Nombreux sont ceux qui l’ont bien compris et n’attendent pas que les marques s’y mettent pour basculer sur un nouveau mode de consommation. S’habiller de la tête au pied d’occasion n’est absolument pas rare pour la génération Z, qui a repopularisé les fripes et a permis à des plateformes de seconde main de prendre une envergure considérable. Alors que les résultats des soldes baissent de 20% en 2020, le nombre d’utilisateurs de Vinted grimpe d’autant, soit 4 millions de nouveaux utilisateurs. Les adeptes de seconde main ne manquent pas en France. C’est d’ailleurs le plus gros marché du géant lituanien, pour qui environ 30% de ses 45 millions d’utilisateurs seraient sur l’Hexagone.

Malgré quelques initiatives louables, les metteurs en marché peinent à raccrocher les wagons à un train déjà lancé à pleine vitesse. Certains acteurs tentent l’aventure en digital, mais même les plus gros peinent à récupérer ne serait-ce que 5% des annonces concernant leur produit. En cause, l’attractivité et la visibilité bien plus grande du multimarques qui tue dans l'œuf les initiatives individuelles.

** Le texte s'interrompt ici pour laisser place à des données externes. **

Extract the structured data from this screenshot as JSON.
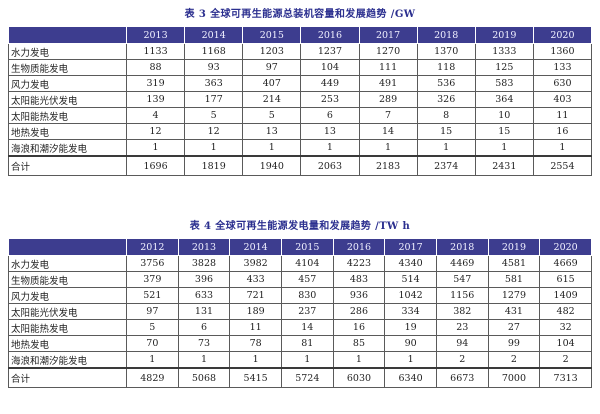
{
  "table3": {
    "title": "表 3 全球可再生能源总装机容量和发展趋势 /GW",
    "years": [
      "2013",
      "2014",
      "2015",
      "2016",
      "2017",
      "2018",
      "2019",
      "2020"
    ],
    "rows": [
      {
        "label": "水力发电",
        "values": [
          "1133",
          "1168",
          "1203",
          "1237",
          "1270",
          "1370",
          "1333",
          "1360"
        ]
      },
      {
        "label": "生物质能发电",
        "values": [
          "88",
          "93",
          "97",
          "104",
          "111",
          "118",
          "125",
          "133"
        ]
      },
      {
        "label": "风力发电",
        "values": [
          "319",
          "363",
          "407",
          "449",
          "491",
          "536",
          "583",
          "630"
        ]
      },
      {
        "label": "太阳能光伏发电",
        "values": [
          "139",
          "177",
          "214",
          "253",
          "289",
          "326",
          "364",
          "403"
        ]
      },
      {
        "label": "太阳能热发电",
        "values": [
          "4",
          "5",
          "5",
          "6",
          "7",
          "8",
          "10",
          "11"
        ]
      },
      {
        "label": "地热发电",
        "values": [
          "12",
          "12",
          "13",
          "13",
          "14",
          "15",
          "15",
          "16"
        ]
      },
      {
        "label": "海浪和潮汐能发电",
        "values": [
          "1",
          "1",
          "1",
          "1",
          "1",
          "1",
          "1",
          "1"
        ]
      }
    ],
    "total": {
      "label": "合计",
      "values": [
        "1696",
        "1819",
        "1940",
        "2063",
        "2183",
        "2374",
        "2431",
        "2554"
      ]
    }
  },
  "table4": {
    "title": "表 4 全球可再生能源发电量和发展趋势 /TW h",
    "years": [
      "2012",
      "2013",
      "2014",
      "2015",
      "2016",
      "2017",
      "2018",
      "2019",
      "2020"
    ],
    "rows": [
      {
        "label": "水力发电",
        "values": [
          "3756",
          "3828",
          "3982",
          "4104",
          "4223",
          "4340",
          "4469",
          "4581",
          "4669"
        ]
      },
      {
        "label": "生物质能发电",
        "values": [
          "379",
          "396",
          "433",
          "457",
          "483",
          "514",
          "547",
          "581",
          "615"
        ]
      },
      {
        "label": "风力发电",
        "values": [
          "521",
          "633",
          "721",
          "830",
          "936",
          "1042",
          "1156",
          "1279",
          "1409"
        ]
      },
      {
        "label": "太阳能光伏发电",
        "values": [
          "97",
          "131",
          "189",
          "237",
          "286",
          "334",
          "382",
          "431",
          "482"
        ]
      },
      {
        "label": "太阳能热发电",
        "values": [
          "5",
          "6",
          "11",
          "14",
          "16",
          "19",
          "23",
          "27",
          "32"
        ]
      },
      {
        "label": "地热发电",
        "values": [
          "70",
          "73",
          "78",
          "81",
          "85",
          "90",
          "94",
          "99",
          "104"
        ]
      },
      {
        "label": "海浪和潮汐能发电",
        "values": [
          "1",
          "1",
          "1",
          "1",
          "1",
          "1",
          "2",
          "2",
          "2"
        ]
      }
    ],
    "total": {
      "label": "合计",
      "values": [
        "4829",
        "5068",
        "5415",
        "5724",
        "6030",
        "6340",
        "6673",
        "7000",
        "7313"
      ]
    }
  },
  "colors": {
    "header_bg": "#3d3d8f",
    "caption_text": "#2b2f8f"
  }
}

Des corners de seconde main fleurissent à la hâte dans les boutiques de certaines enseignes, souvent identiques à ceux du voisin et au détriment de la cohérence avec l’identité de marque.

92% des Français disent attendre des entreprises qu’elles s’engagent sur les questions de développement durable. Dans le même temps, Shein, marque emblématique de l’ultra fast fashion pulvérise des records de vente et de présence sur les réseaux sociaux avec 21,6 milliards de vues sur les vidéos portant le #shein sur Tik Tok. La solution ne se trouverait-elle pas dans notre dressing et ses 68% de vêtements non portés ? Moins consommer, faire circuler la valeur et pourquoi pas devenir les futurs fournisseurs des initiatives de seconde main des marques. Je m’autorise même à rêver de la démocratisation du recyclage en post-consommation.

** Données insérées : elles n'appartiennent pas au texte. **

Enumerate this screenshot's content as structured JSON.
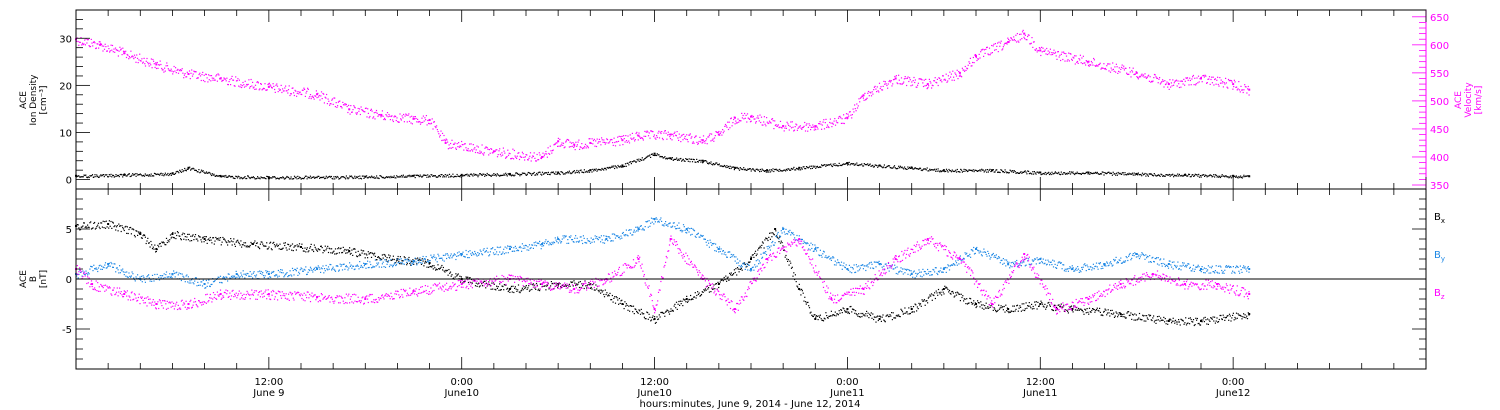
{
  "chart_data": [
    {
      "type": "scatter",
      "xlabel": "hours:minutes, June  9, 2014 - June 12, 2014",
      "x_ticks": [
        {
          "time": "2014-06-09T12:00",
          "line1": "12:00",
          "line2": "June  9"
        },
        {
          "time": "2014-06-10T00:00",
          "line1": "0:00",
          "line2": "June10"
        },
        {
          "time": "2014-06-10T12:00",
          "line1": "12:00",
          "line2": "June10"
        },
        {
          "time": "2014-06-11T00:00",
          "line1": "0:00",
          "line2": "June11"
        },
        {
          "time": "2014-06-11T12:00",
          "line1": "12:00",
          "line2": "June11"
        },
        {
          "time": "2014-06-12T00:00",
          "line1": "0:00",
          "line2": "June12"
        }
      ],
      "xlim": [
        "2014-06-09T00:00",
        "2014-06-12T12:00"
      ],
      "ylabel_left": [
        "ACE",
        "Ion Density",
        "[cm⁻³]"
      ],
      "ylim_left": [
        -2,
        36
      ],
      "yticks_left": [
        "0",
        "10",
        "20",
        "30"
      ],
      "ylabel_right": [
        "ACE",
        "Velocity",
        "[km/s]"
      ],
      "ylim_right": [
        350,
        655
      ],
      "yticks_right": [
        "350",
        "400",
        "450",
        "500",
        "550",
        "600",
        "650"
      ],
      "series": [
        {
          "axis": "left",
          "color": "#000000",
          "points": [
            [
              "2014-06-09T00:00",
              0.8
            ],
            [
              "2014-06-09T03:00",
              1.0
            ],
            [
              "2014-06-09T06:00",
              1.3
            ],
            [
              "2014-06-09T07:00",
              2.5
            ],
            [
              "2014-06-09T09:00",
              0.7
            ],
            [
              "2014-06-09T12:00",
              0.5
            ],
            [
              "2014-06-09T18:00",
              0.6
            ],
            [
              "2014-06-09T21:00",
              0.8
            ],
            [
              "2014-06-10T00:00",
              1.0
            ],
            [
              "2014-06-10T03:00",
              1.2
            ],
            [
              "2014-06-10T06:00",
              1.5
            ],
            [
              "2014-06-10T08:00",
              2.0
            ],
            [
              "2014-06-10T10:00",
              3.0
            ],
            [
              "2014-06-10T12:00",
              5.5
            ],
            [
              "2014-06-10T13:00",
              4.5
            ],
            [
              "2014-06-10T15:00",
              4.0
            ],
            [
              "2014-06-10T17:00",
              2.5
            ],
            [
              "2014-06-10T19:00",
              2.0
            ],
            [
              "2014-06-10T21:00",
              2.5
            ],
            [
              "2014-06-11T00:00",
              3.5
            ],
            [
              "2014-06-11T02:00",
              3.0
            ],
            [
              "2014-06-11T04:00",
              2.5
            ],
            [
              "2014-06-11T06:00",
              2.0
            ],
            [
              "2014-06-11T09:00",
              2.0
            ],
            [
              "2014-06-11T12:00",
              1.5
            ],
            [
              "2014-06-11T15:00",
              1.5
            ],
            [
              "2014-06-11T18:00",
              1.2
            ],
            [
              "2014-06-11T21:00",
              1.0
            ],
            [
              "2014-06-12T00:00",
              0.8
            ],
            [
              "2014-06-12T01:00",
              0.7
            ]
          ]
        },
        {
          "axis": "right",
          "color": "#ff00ff",
          "points": [
            [
              "2014-06-09T00:00",
              610
            ],
            [
              "2014-06-09T01:30",
              600
            ],
            [
              "2014-06-09T03:00",
              585
            ],
            [
              "2014-06-09T05:00",
              565
            ],
            [
              "2014-06-09T07:00",
              548
            ],
            [
              "2014-06-09T09:00",
              540
            ],
            [
              "2014-06-09T12:00",
              525
            ],
            [
              "2014-06-09T15:00",
              512
            ],
            [
              "2014-06-09T17:00",
              485
            ],
            [
              "2014-06-09T19:00",
              475
            ],
            [
              "2014-06-09T21:00",
              468
            ],
            [
              "2014-06-09T22:00",
              466
            ],
            [
              "2014-06-09T23:00",
              425
            ],
            [
              "2014-06-10T02:00",
              410
            ],
            [
              "2014-06-10T05:00",
              400
            ],
            [
              "2014-06-10T06:00",
              428
            ],
            [
              "2014-06-10T07:00",
              422
            ],
            [
              "2014-06-10T08:00",
              425
            ],
            [
              "2014-06-10T10:00",
              430
            ],
            [
              "2014-06-10T11:00",
              438
            ],
            [
              "2014-06-10T13:00",
              440
            ],
            [
              "2014-06-10T15:00",
              430
            ],
            [
              "2014-06-10T16:00",
              440
            ],
            [
              "2014-06-10T17:00",
              470
            ],
            [
              "2014-06-10T18:00",
              472
            ],
            [
              "2014-06-10T20:00",
              455
            ],
            [
              "2014-06-10T22:00",
              455
            ],
            [
              "2014-06-11T00:00",
              470
            ],
            [
              "2014-06-11T01:00",
              510
            ],
            [
              "2014-06-11T03:00",
              540
            ],
            [
              "2014-06-11T05:00",
              530
            ],
            [
              "2014-06-11T07:00",
              550
            ],
            [
              "2014-06-11T08:00",
              580
            ],
            [
              "2014-06-11T10:00",
              605
            ],
            [
              "2014-06-11T11:00",
              620
            ],
            [
              "2014-06-11T12:00",
              590
            ],
            [
              "2014-06-11T15:00",
              570
            ],
            [
              "2014-06-11T18:00",
              550
            ],
            [
              "2014-06-11T20:00",
              530
            ],
            [
              "2014-06-11T22:00",
              540
            ],
            [
              "2014-06-12T00:00",
              530
            ],
            [
              "2014-06-12T01:00",
              520
            ]
          ]
        }
      ]
    },
    {
      "type": "scatter",
      "ylabel_left": [
        "ACE",
        "B",
        "[nT]"
      ],
      "ylim_left": [
        -9,
        9
      ],
      "yticks_left": [
        "-5",
        "0",
        "5"
      ],
      "zero_line": true,
      "legend_position": "right",
      "series": [
        {
          "name": "B",
          "subscript": "x",
          "color": "#000000",
          "points": [
            [
              "2014-06-09T00:00",
              5.3
            ],
            [
              "2014-06-09T02:00",
              5.5
            ],
            [
              "2014-06-09T04:00",
              4.5
            ],
            [
              "2014-06-09T05:00",
              3.0
            ],
            [
              "2014-06-09T06:00",
              4.5
            ],
            [
              "2014-06-09T08:00",
              4.0
            ],
            [
              "2014-06-09T11:00",
              3.5
            ],
            [
              "2014-06-09T14:00",
              3.2
            ],
            [
              "2014-06-09T17:00",
              2.8
            ],
            [
              "2014-06-09T20:00",
              2.0
            ],
            [
              "2014-06-09T22:00",
              1.6
            ],
            [
              "2014-06-10T00:00",
              0.0
            ],
            [
              "2014-06-10T03:00",
              -1.0
            ],
            [
              "2014-06-10T06:00",
              -0.5
            ],
            [
              "2014-06-10T08:00",
              -0.5
            ],
            [
              "2014-06-10T10:00",
              -2.5
            ],
            [
              "2014-06-10T12:00",
              -4.0
            ],
            [
              "2014-06-10T14:00",
              -2.0
            ],
            [
              "2014-06-10T16:00",
              -0.5
            ],
            [
              "2014-06-10T18:00",
              2.0
            ],
            [
              "2014-06-10T19:30",
              5.0
            ],
            [
              "2014-06-10T21:00",
              -1.0
            ],
            [
              "2014-06-10T22:00",
              -4.0
            ],
            [
              "2014-06-11T00:00",
              -3.0
            ],
            [
              "2014-06-11T02:00",
              -4.0
            ],
            [
              "2014-06-11T04:00",
              -3.0
            ],
            [
              "2014-06-11T06:00",
              -1.0
            ],
            [
              "2014-06-11T08:00",
              -2.5
            ],
            [
              "2014-06-11T10:00",
              -3.0
            ],
            [
              "2014-06-11T12:00",
              -2.5
            ],
            [
              "2014-06-11T14:00",
              -3.0
            ],
            [
              "2014-06-11T17:00",
              -3.5
            ],
            [
              "2014-06-11T20:00",
              -4.2
            ],
            [
              "2014-06-11T22:00",
              -4.2
            ],
            [
              "2014-06-12T01:00",
              -3.5
            ]
          ]
        },
        {
          "name": "B",
          "subscript": "y",
          "color": "#1e88e5",
          "points": [
            [
              "2014-06-09T00:00",
              0.5
            ],
            [
              "2014-06-09T02:00",
              1.5
            ],
            [
              "2014-06-09T04:00",
              0.0
            ],
            [
              "2014-06-09T06:00",
              0.5
            ],
            [
              "2014-06-09T08:00",
              -0.5
            ],
            [
              "2014-06-09T10:00",
              0.5
            ],
            [
              "2014-06-09T12:00",
              0.5
            ],
            [
              "2014-06-09T15:00",
              1.0
            ],
            [
              "2014-06-09T18:00",
              1.5
            ],
            [
              "2014-06-09T21:00",
              1.8
            ],
            [
              "2014-06-10T00:00",
              2.5
            ],
            [
              "2014-06-10T03:00",
              3.0
            ],
            [
              "2014-06-10T05:00",
              3.5
            ],
            [
              "2014-06-10T06:00",
              4.0
            ],
            [
              "2014-06-10T09:00",
              4.0
            ],
            [
              "2014-06-10T11:00",
              5.0
            ],
            [
              "2014-06-10T12:00",
              6.0
            ],
            [
              "2014-06-10T14:00",
              5.0
            ],
            [
              "2014-06-10T16:00",
              3.0
            ],
            [
              "2014-06-10T18:00",
              1.0
            ],
            [
              "2014-06-10T20:00",
              5.0
            ],
            [
              "2014-06-10T22:00",
              3.0
            ],
            [
              "2014-06-11T00:00",
              1.0
            ],
            [
              "2014-06-11T02:00",
              1.5
            ],
            [
              "2014-06-11T04:00",
              0.5
            ],
            [
              "2014-06-11T06:00",
              1.0
            ],
            [
              "2014-06-11T08:00",
              3.0
            ],
            [
              "2014-06-11T10:00",
              1.5
            ],
            [
              "2014-06-11T12:00",
              2.0
            ],
            [
              "2014-06-11T14:00",
              1.0
            ],
            [
              "2014-06-11T16:00",
              1.5
            ],
            [
              "2014-06-11T18:00",
              2.5
            ],
            [
              "2014-06-11T20:00",
              1.5
            ],
            [
              "2014-06-11T22:00",
              1.0
            ],
            [
              "2014-06-12T01:00",
              1.0
            ]
          ]
        },
        {
          "name": "B",
          "subscript": "z",
          "color": "#ff00ff",
          "points": [
            [
              "2014-06-09T00:00",
              1.0
            ],
            [
              "2014-06-09T01:00",
              -0.5
            ],
            [
              "2014-06-09T03:00",
              -1.5
            ],
            [
              "2014-06-09T05:00",
              -2.5
            ],
            [
              "2014-06-09T07:00",
              -2.5
            ],
            [
              "2014-06-09T09:00",
              -1.5
            ],
            [
              "2014-06-09T12:00",
              -1.5
            ],
            [
              "2014-06-09T15:00",
              -1.8
            ],
            [
              "2014-06-09T18:00",
              -2.0
            ],
            [
              "2014-06-09T21:00",
              -1.2
            ],
            [
              "2014-06-10T00:00",
              -0.5
            ],
            [
              "2014-06-10T03:00",
              0.0
            ],
            [
              "2014-06-10T05:00",
              -0.5
            ],
            [
              "2014-06-10T07:00",
              -1.0
            ],
            [
              "2014-06-10T09:00",
              0.0
            ],
            [
              "2014-06-10T11:00",
              2.0
            ],
            [
              "2014-06-10T12:00",
              -3.0
            ],
            [
              "2014-06-10T13:00",
              4.0
            ],
            [
              "2014-06-10T15:00",
              0.0
            ],
            [
              "2014-06-10T17:00",
              -3.0
            ],
            [
              "2014-06-10T19:00",
              2.0
            ],
            [
              "2014-06-10T21:00",
              4.0
            ],
            [
              "2014-06-10T23:00",
              -2.0
            ],
            [
              "2014-06-11T01:00",
              -1.0
            ],
            [
              "2014-06-11T03:00",
              2.0
            ],
            [
              "2014-06-11T05:00",
              4.0
            ],
            [
              "2014-06-11T07:00",
              2.0
            ],
            [
              "2014-06-11T09:00",
              -2.5
            ],
            [
              "2014-06-11T11:00",
              2.5
            ],
            [
              "2014-06-11T13:00",
              -3.0
            ],
            [
              "2014-06-11T15:00",
              -2.0
            ],
            [
              "2014-06-11T17:00",
              -0.5
            ],
            [
              "2014-06-11T19:00",
              0.5
            ],
            [
              "2014-06-11T21:00",
              -0.5
            ],
            [
              "2014-06-11T23:00",
              -0.5
            ],
            [
              "2014-06-12T01:00",
              -1.5
            ]
          ]
        }
      ]
    }
  ]
}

Reprenons le problème depuis le départ. Les soldes ont été créées au XIXe siècle pour écouler les invendus à prix cassés entre les deux collections phares de l’année. Si elles n’attirent plus les clients, lassés par la multiplication des collections et trop conscients des limites du système, les invendus restent des invendus. Limiter la production est donc clairement un enjeu de cette transformation mais n’est pas le seul. 

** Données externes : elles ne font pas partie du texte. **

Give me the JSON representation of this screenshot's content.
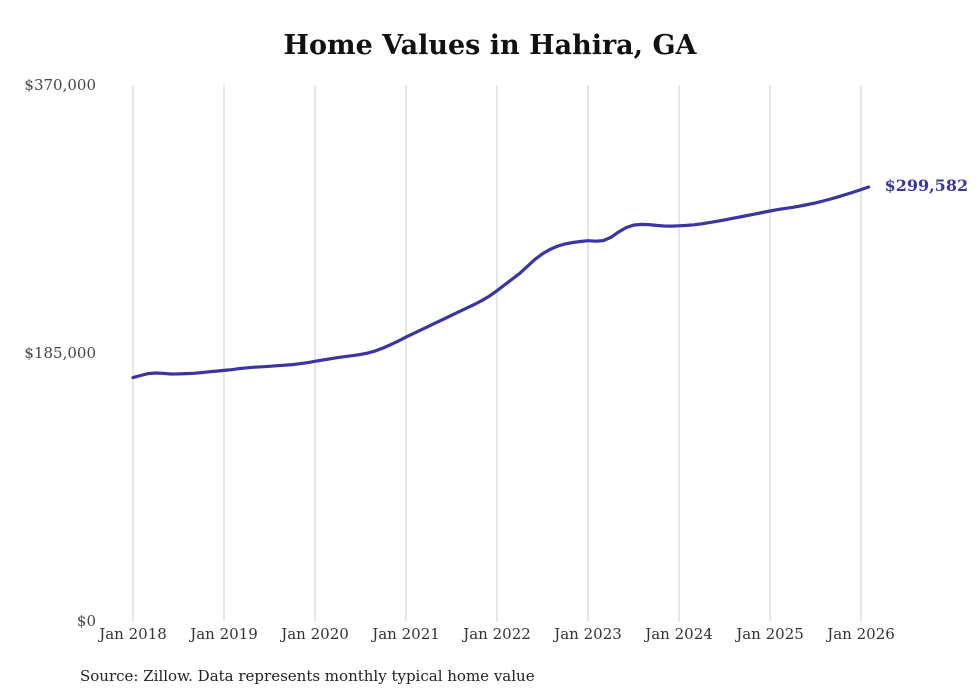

En y regardant de plus près, les vêtements qui se vendent le mieux en seconde main sont les vintages, ceux qui ont réussi à passer les âges sans perdre de leur valeur après trois passages en machine. Et si les marques se concentraient sur la durée de vie de leurs produits plutôt que sur produire toujours plus, pour toujours moins cher ? Et si nous, citoyens, arrêtions de consommer de la mode jetable et ne gardions dans nos dressings que ce que l’on porte vraiment ? En visant l’économie d’usage grâce à des produits plus durables et en adoptant une stratégie commune, peut-être pourrions nous tous ensemble nous mettre  enfin au diapason de la transition.